In a major initiative, begun in 2006, The International Center for Journalists (ICFJ) will launch the country's first journalism school, train journalists, create new programming and reform media laws. See more information at www.icfj.org/easttimor
The U.S. Agency for International Development has approved a three-year grant renewal for the International Center for Journalists (ICFJ)'s Timor-Leste media development program. ICFJ will work with local partners to launch the first-ever journalism program and continue to run its media center, along with other initiatives. Since its launch in 2006, ICFJ’s “Strengthening Independent Media Program in Timor-Leste” program has given resources and skills to print, broadcast and new media journalists in the country, as well as to media managers and those working in media law reform.
This program has already led to a number of firsts in journalism in the country.
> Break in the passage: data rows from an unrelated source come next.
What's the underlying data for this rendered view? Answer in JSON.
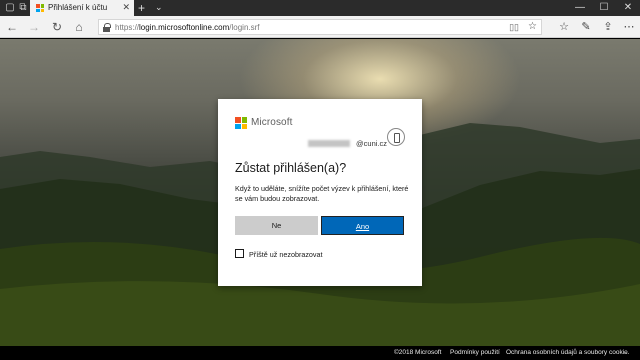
{
  "browser": {
    "tab_title": "Přihlášení k účtu",
    "url_prefix": "https://",
    "url_host": "login.microsoftonline.com",
    "url_path": "/login.srf",
    "new_tab_glyph": "+",
    "tab_close_glyph": "✕"
  },
  "dialog": {
    "brand": "Microsoft",
    "account_email_suffix": "@cuni.cz",
    "heading": "Zůstat přihlášen(a)?",
    "description": "Když to uděláte, snížíte počet výzev k přihlášení, které se vám budou zobrazovat.",
    "no_label": "Ne",
    "yes_label": "Ano",
    "checkbox_label": "Příště už nezobrazovat",
    "checkbox_checked": false
  },
  "footer": {
    "copyright": "©2018 Microsoft",
    "terms": "Podmínky použití",
    "privacy": "Ochrana osobních údajů a soubory cookie",
    "more": "..."
  },
  "colors": {
    "ms_red": "#f25022",
    "ms_green": "#7fba00",
    "ms_blue": "#00a4ef",
    "ms_yellow": "#ffb900",
    "primary_button": "#0067b8"
  },
  "icons": [
    "back-arrow-icon",
    "forward-arrow-icon",
    "refresh-icon",
    "home-icon",
    "lock-icon",
    "reading-view-icon",
    "favorite-star-icon",
    "favorites-hub-icon",
    "pen-icon",
    "share-icon",
    "more-icon",
    "minimize-icon",
    "maximize-icon",
    "close-icon",
    "account-badge-icon"
  ]
}
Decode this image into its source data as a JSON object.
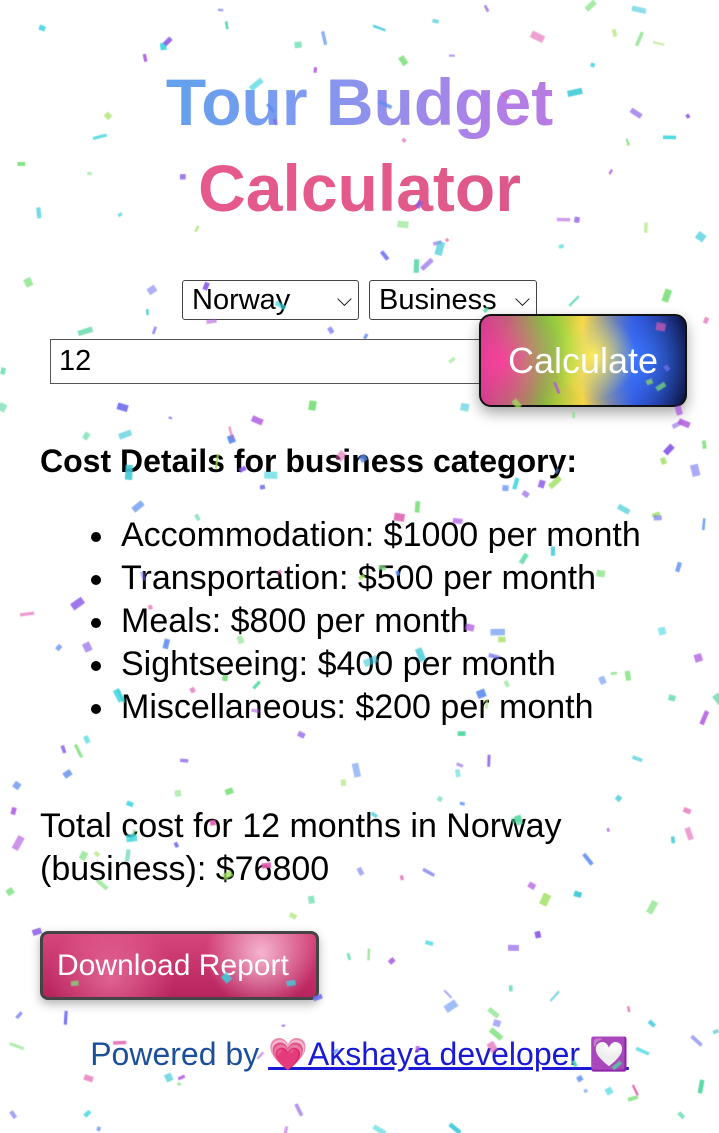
{
  "title": {
    "line1": "Tour Budget",
    "line2": "Calculator"
  },
  "form": {
    "country_selected": "Norway",
    "category_selected": "Business",
    "months_value": "12",
    "calculate_label": "Calculate"
  },
  "result": {
    "heading": "Cost Details for business category:",
    "items": [
      "Accommodation: $1000 per month",
      "Transportation: $500 per month",
      "Meals: $800 per month",
      "Sightseeing: $400 per month",
      "Miscellaneous: $200 per month"
    ],
    "total": "Total cost for 12 months in Norway (business): $76800"
  },
  "download_label": "Download Report",
  "footer": {
    "prefix": "Powered by ",
    "link_text": "💗Akshaya developer 💟"
  },
  "icons": {
    "select_chevron": "chevron-down-icon",
    "list_bullet": "bullet-icon"
  },
  "colors": {
    "title_line1_gradient": [
      "#3fa7e8",
      "#b27ee6"
    ],
    "title_line2": "#e25a8a",
    "download_button": "#c73470",
    "footer_text": "#1b4f9c",
    "footer_link": "#1a1ad6"
  }
}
ICFJ supported Timor-Leste's first Journalism Media Award ceremony that gathered over 400 civic leaders, journalists and aid workers, raising funds to run regional media houses outside the capital--the first regional center, in Baucau, recently opened, providing journalists in the country’s second-largest city with computer access and journalistic materials. Among the award winners were Carlos de Jesus and Rita Almeida, who have become leaders in a training-of-trainers program established early during ICFJ’s previous two-year program, which has also received funding from the Australian Agency for International Development.
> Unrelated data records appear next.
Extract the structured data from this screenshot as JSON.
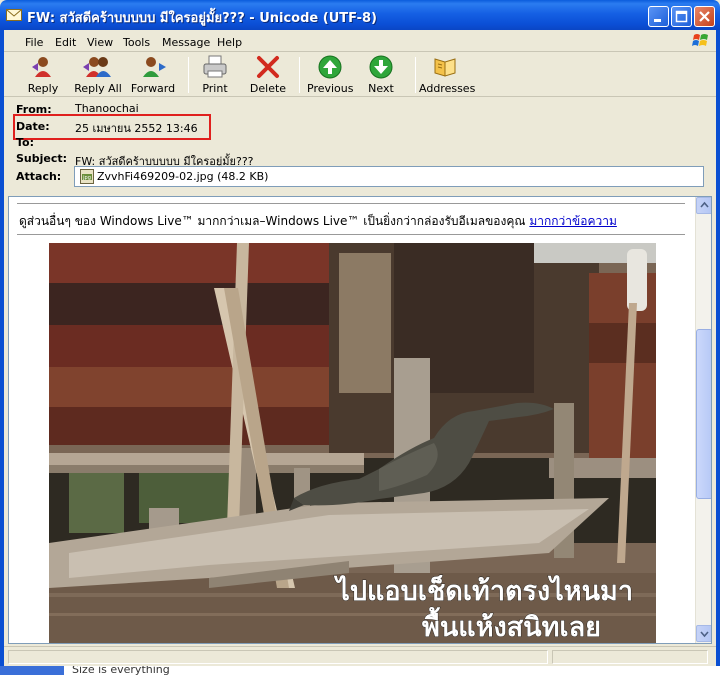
{
  "window": {
    "title": "FW: สวัสดีคร้าบบบบบ มีใครอยู่มั้ย??? - Unicode (UTF-8)"
  },
  "menu": {
    "items": [
      "File",
      "Edit",
      "View",
      "Tools",
      "Message",
      "Help"
    ]
  },
  "toolbar": {
    "reply": "Reply",
    "reply_all": "Reply All",
    "forward": "Forward",
    "print": "Print",
    "delete": "Delete",
    "previous": "Previous",
    "next": "Next",
    "addresses": "Addresses"
  },
  "headers": {
    "from_label": "From:",
    "from_value": "Thanoochai",
    "date_label": "Date:",
    "date_value": "25 เมษายน 2552 13:46",
    "to_label": "To:",
    "subject_label": "Subject:",
    "subject_value": "FW: สวัสดีคร้าบบบบบ มีใครอยู่มั้ย???",
    "attach_label": "Attach:",
    "attach_value": "ZvvhFi469209-02.jpg (48.2 KB)"
  },
  "body": {
    "promo_text": "ดูส่วนอื่นๆ ของ Windows Live™ มากกว่าเมล–Windows Live™ เป็นยิ่งกว่ากล่องรับอีเมลของคุณ",
    "promo_link": "มากกว่าข้อความ",
    "caption_line1": "ไปแอบเช็ดเท้าตรงไหนมา",
    "caption_line2": "พื้นแห้งสนิทเลย"
  },
  "taskbar": {
    "text": "Size is everything"
  },
  "colors": {
    "title_bar": "#0b55d8",
    "date_highlight": "#e0201e",
    "link": "#0000cc"
  }
}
In June, ICFJ helped students from the University of Peace (UNPAZ) produce the first edition of a student newsletter. And in cooperation with the Universidade Nacional Timor Lorosoa’e (UNTL), ICFJ launched a campus radio station and pilot journalism-training course for students and faculty to operate the university’s student radio station Radio Akademika. Those steps are the first in ICFJ’s effort to establish the country’s first degree-granting journalism program.
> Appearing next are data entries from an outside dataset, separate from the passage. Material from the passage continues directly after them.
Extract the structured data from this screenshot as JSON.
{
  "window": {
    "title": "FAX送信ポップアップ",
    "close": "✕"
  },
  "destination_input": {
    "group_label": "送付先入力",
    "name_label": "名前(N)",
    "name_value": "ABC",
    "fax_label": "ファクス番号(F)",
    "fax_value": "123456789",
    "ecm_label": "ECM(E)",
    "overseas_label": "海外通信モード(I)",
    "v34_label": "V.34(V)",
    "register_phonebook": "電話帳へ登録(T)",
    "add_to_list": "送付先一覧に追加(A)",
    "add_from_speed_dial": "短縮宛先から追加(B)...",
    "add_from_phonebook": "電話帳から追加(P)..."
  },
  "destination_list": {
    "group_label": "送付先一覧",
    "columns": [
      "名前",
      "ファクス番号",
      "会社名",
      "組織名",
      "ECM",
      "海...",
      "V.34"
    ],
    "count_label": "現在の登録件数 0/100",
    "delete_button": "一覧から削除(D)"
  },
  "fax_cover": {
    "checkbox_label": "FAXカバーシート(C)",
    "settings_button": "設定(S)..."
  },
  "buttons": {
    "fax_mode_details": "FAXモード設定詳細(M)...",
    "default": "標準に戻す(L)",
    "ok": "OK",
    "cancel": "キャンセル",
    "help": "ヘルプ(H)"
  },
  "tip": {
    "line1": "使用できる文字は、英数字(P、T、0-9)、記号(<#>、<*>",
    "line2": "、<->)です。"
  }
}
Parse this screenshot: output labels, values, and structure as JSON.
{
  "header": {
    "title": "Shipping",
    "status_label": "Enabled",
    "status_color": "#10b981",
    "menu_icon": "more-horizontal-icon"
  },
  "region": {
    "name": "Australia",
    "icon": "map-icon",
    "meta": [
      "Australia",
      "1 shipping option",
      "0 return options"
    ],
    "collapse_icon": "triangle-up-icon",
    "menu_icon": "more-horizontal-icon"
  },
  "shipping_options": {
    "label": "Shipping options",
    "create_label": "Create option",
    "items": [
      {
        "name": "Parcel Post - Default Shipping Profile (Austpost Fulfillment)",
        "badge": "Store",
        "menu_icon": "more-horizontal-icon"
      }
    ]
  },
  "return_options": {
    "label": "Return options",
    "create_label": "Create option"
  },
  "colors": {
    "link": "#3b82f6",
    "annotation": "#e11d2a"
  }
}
Also, through a small grants program, journalists were able to equip newsrooms with new computers and video and radio equipment, rehabilitate four community radio stations, and purchase archival and database equipment at a weekly newspaper.
With USAID’s recent grant extension, ICFJ will do more to improve the ability of Timorese journalists to produce and disseminate high-quality news. Building better media will make valuable information available to all citizens of Timor-Leste.